On Sat, Sep 4, 2010 at 12:21 PM, Robert Munn <cfmuns...@gmail.com> wrote:
> Take a look at this guy's argument. He calls 2000-2010 the worst
> financial decade in history, and he has pretty good evidence as to
> why.

I didn't say that 2000 to 2010 was a good decade financially. Quite
the opposite. I just said that stock market did fine. I'll go through
that guy's article in more detail later but I'm not terribly convinced
that dollar value vs gold is a particularly useful economic indicator.
I'd focus more on the decline of real wages and the growing wealth gap
(which also is reminiscent of 1929).

>
>
>> Business investment in the US starts with consumer demand.
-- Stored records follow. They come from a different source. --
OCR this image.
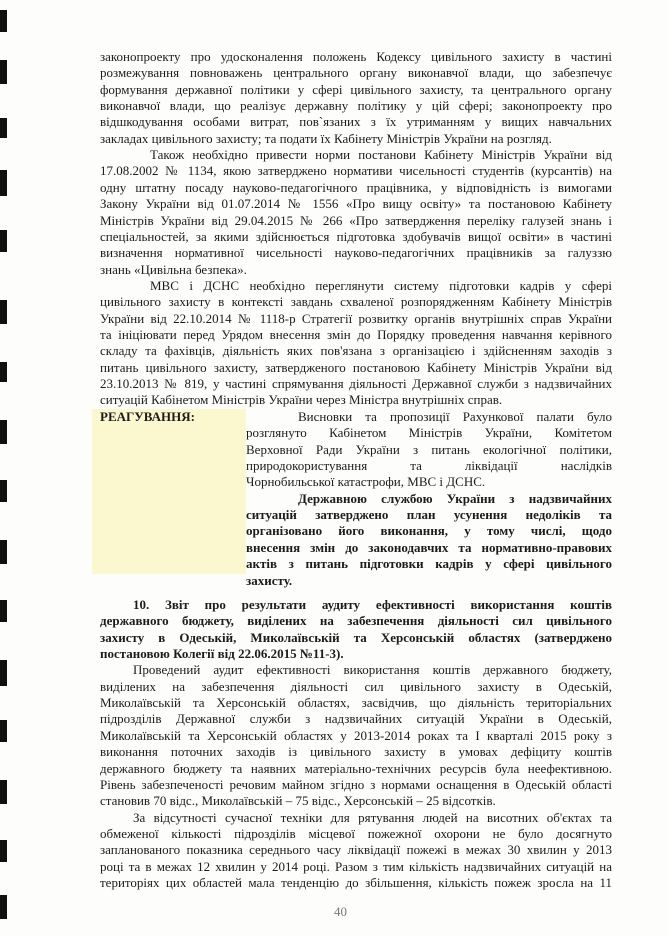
законопроекту про удосконалення положень Кодексу цивільного захисту в частині
розмежування повноважень центрального органу виконавчої влади, що забезпечує
формування державної політики у сфері цивільного захисту, та центрального органу
виконавчої влади, що реалізує державну політику у цій сфері; законопроекту про
відшкодування особами витрат, пов`язаних з їх утриманням у вищих навчальних
закладах цивільного захисту; та подати їх Кабінету Міністрів України на розгляд.
Також необхідно привести норми постанови Кабінету Міністрів України від
17.08.2002 № 1134, якою затверджено нормативи чисельності студентів (курсантів) на
одну штатну посаду науково-педагогічного працівника, у відповідність із вимогами
Закону України від 01.07.2014 № 1556 «Про вищу освіту» та постановою Кабінету
Міністрів України від 29.04.2015 № 266 «Про затвердження переліку галузей знань і
спеціальностей, за якими здійснюється підготовка здобувачів вищої освіти» в частині
визначення нормативної чисельності науково-педагогічних працівників за галуззю
знань «Цивільна безпека».
МВС і ДСНС необхідно переглянути систему підготовки кадрів у сфері
цивільного захисту в контексті завдань схваленої розпорядженням Кабінету Міністрів
України від 22.10.2014 № 1118-р Стратегії розвитку органів внутрішніх справ України
та ініціювати перед Урядом внесення змін до Порядку проведення навчання керівного
складу та фахівців, діяльність яких пов'язана з організацією і здійсненням заходів з
питань цивільного захисту, затвердженого постановою Кабінету Міністрів України від
23.10.2013 № 819, у частині спрямування діяльності Державної служби з надзвичайних
ситуацій Кабінетом Міністрів України через Міністра внутрішніх справ.
Висновки та пропозиції Рахункової палати було
розглянуто Кабінетом Міністрів України, Комітетом
Верховної Ради України з питань екологічної політики,
природокористування та ліквідації наслідків
Чорнобильської катастрофи, МВС і ДСНС.
Державною службою України з надзвичайних
ситуацій затверджено план усунення недоліків та
організовано його виконання, у тому числі, щодо
внесення змін до законодавчих та нормативно-правових
актів з питань підготовки кадрів у сфері цивільного
захисту.
10. Звіт про результати аудиту ефективності використання коштів
державного бюджету, виділених на забезпечення діяльності сил цивільного
захисту в Одеській, Миколаївській та Херсонській областях (затверджено
постановою Колегії від 22.06.2015 №11-3).
Проведений аудит ефективності використання коштів державного бюджету,
виділених на забезпечення діяльності сил цивільного захисту в Одеській,
Миколаївській та Херсонській областях, засвідчив, що діяльність територіальних
підрозділів Державної служби з надзвичайних ситуацій України в Одеській,
Миколаївській та Херсонській областях у 2013-2014 роках та I кварталі 2015 року з
виконання поточних заходів із цивільного захисту в умовах дефіциту коштів
державного бюджету та наявних матеріально-технічних ресурсів була неефективною.
Рівень забезпеченості речовим майном згідно з нормами оснащення в Одеській області
становив 70 відс., Миколаївській – 75 відс., Херсонській – 25 відсотків.
За відсутності сучасної техніки для рятування людей на висотних об'єктах та
обмеженої кількості підрозділів місцевої пожежної охорони не було досягнуто
запланованого показника середнього часу ліквідації пожежі в межах 30 хвилин у 2013
році та в межах 12 хвилин у 2014 році. Разом з тим кількість надзвичайних ситуацій на
територіях цих областей мала тенденцію до збільшення, кількість пожеж зросла на 11
РЕАГУВАННЯ:
40
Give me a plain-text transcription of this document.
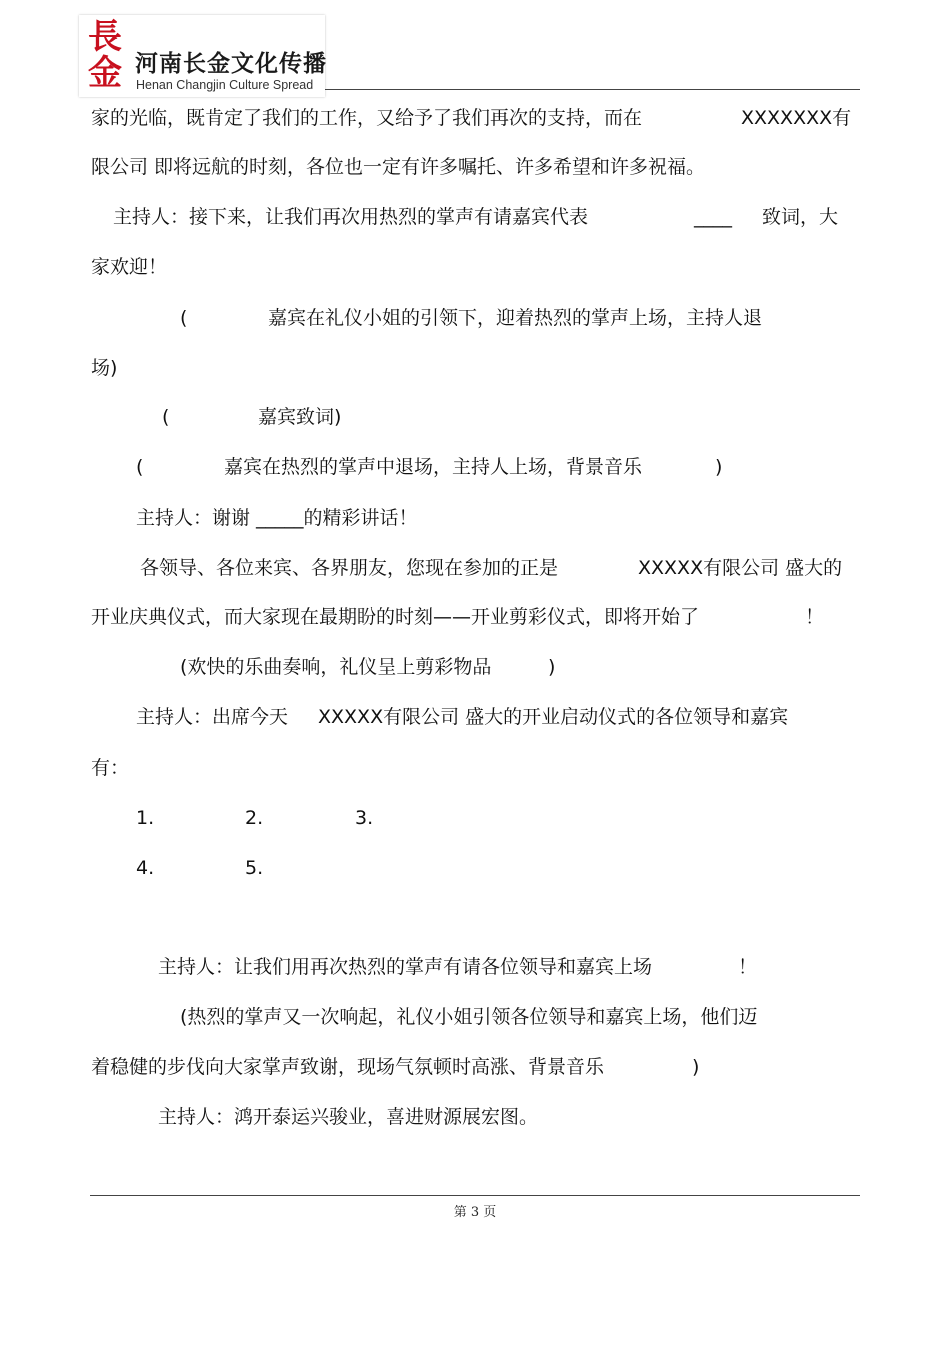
長
金 河南长金文化传播
Henan Changjin Culture Spread
家的光临，既肯定了我们的工作，又给予了我们再次的支持，而在	XXXXXXX有
限公司 即将远航的时刻，各位也一定有许多嘱托、许多希望和许多祝福。
主持人：接下来，让我们再次用热烈的掌声有请嘉宾代表	____ 致词，大
家欢迎！
(	嘉宾在礼仪小姐的引领下，迎着热烈的掌声上场，主持人退
场)
(	嘉宾致词)
(	嘉宾在热烈的掌声中退场，主持人上场，背景音乐	)
主持人：谢谢 _____的精彩讲话！
各领导、各位来宾、各界朋友，您现在参加的正是	XXXXX有限公司 盛大的
开业庆典仪式，而大家现在最期盼的时刻——开业剪彩仪式，即将开始了	！
(欢快的乐曲奏响，礼仪呈上剪彩物品	)
主持人：出席今天 XXXXX有限公司 盛大的开业启动仪式的各位领导和嘉宾
有：
1.	2.	3.
4.	5.
主持人：让我们用再次热烈的掌声有请各位领导和嘉宾上场	！
(热烈的掌声又一次响起，礼仪小姐引领各位领导和嘉宾上场，他们迈
着稳健的步伐向大家掌声致谢，现场气氛顿时高涨、背景音乐	)
主持人：鸿开泰运兴骏业，喜进财源展宏图。
第 3 页
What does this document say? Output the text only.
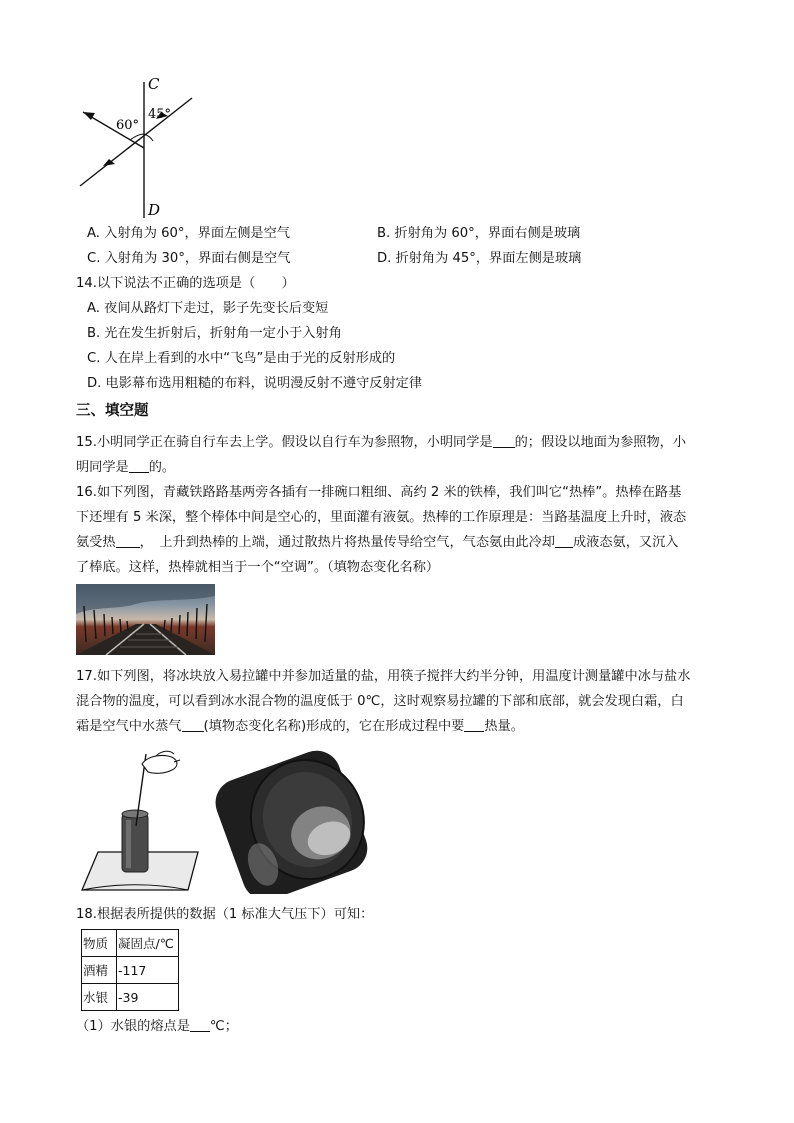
C
D
60°
45°
A. 入射角为 60°，界面左侧是空气	B. 折射角为 60°，界面右侧是玻璃
C. 入射角为 30°，界面右侧是空气	D. 折射角为 45°，界面左侧是玻璃
14.以下说法不正确的选项是（　　）
A. 夜间从路灯下走过，影子先变长后变短
B. 光在发生折射后，折射角一定小于入射角
C. 人在岸上看到的水中“飞鸟”是由于光的反射形成的
D. 电影幕布选用粗糙的布料，说明漫反射不遵守反射定律
三、填空题
15.小明同学正在骑自行车去上学。假设以自行车为参照物，小明同学是 的；假设以地面为参照物，小
明同学是 的。
16.如下列图，青藏铁路路基两旁各插有一排碗口粗细、高约 2 米的铁棒，我们叫它“热棒”。热棒在路基
下还埋有 5 米深，整个棒体中间是空心的，里面灌有液氨。热棒的工作原理是：当路基温度上升时，液态
氨受热 ，　上升到热棒的上端，通过散热片将热量传导给空气，气态氨由此冷却 成液态氨，又沉入
了棒底。这样，热棒就相当于一个“空调”。（填物态变化名称）
17.如下列图，将冰块放入易拉罐中并参加适量的盐，用筷子搅拌大约半分钟，用温度计测量罐中冰与盐水
混合物的温度，可以看到冰水混合物的温度低于 0℃，这时观察易拉罐的下部和底部，就会发现白霜，白
霜是空气中水蒸气 (填物态变化名称)形成的，它在形成过程中要 热量。
18.根据表所提供的数据（1 标准大气压下）可知：
物质	凝固点/℃
酒精	-117
水银	-39
（1）水银的熔点是 ℃；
Agreed?
>> What increase there has been in consumer demand has been absorbed
>> through excess production capacity. Agreed?
>> Hiring and capital investment will occur only when consumer demand
>> outpaces excess production capacity and productivity increases.
>> Agreed?
>>
>> Now, tell me how tax cuts for the rich will increase consumer demand.
>>
>
> People in the upper income brackets account for 1/3 of all consumer
> spending. That's why you can't raise their taxes without having the
> economy take a pounding.

Define "upper income brackets" there. I've read that the top 10% of
income earners account for roughly 20% of consumer spending. No one
that I've seen has proposed raising the taxes of the lower 90%. In
fact, most of the plans I've seen call for not renewing the tax cuts
for only the top 1% of earners. I've yet to see any economic data that
the top 1% account for any significant portion of consumer spending.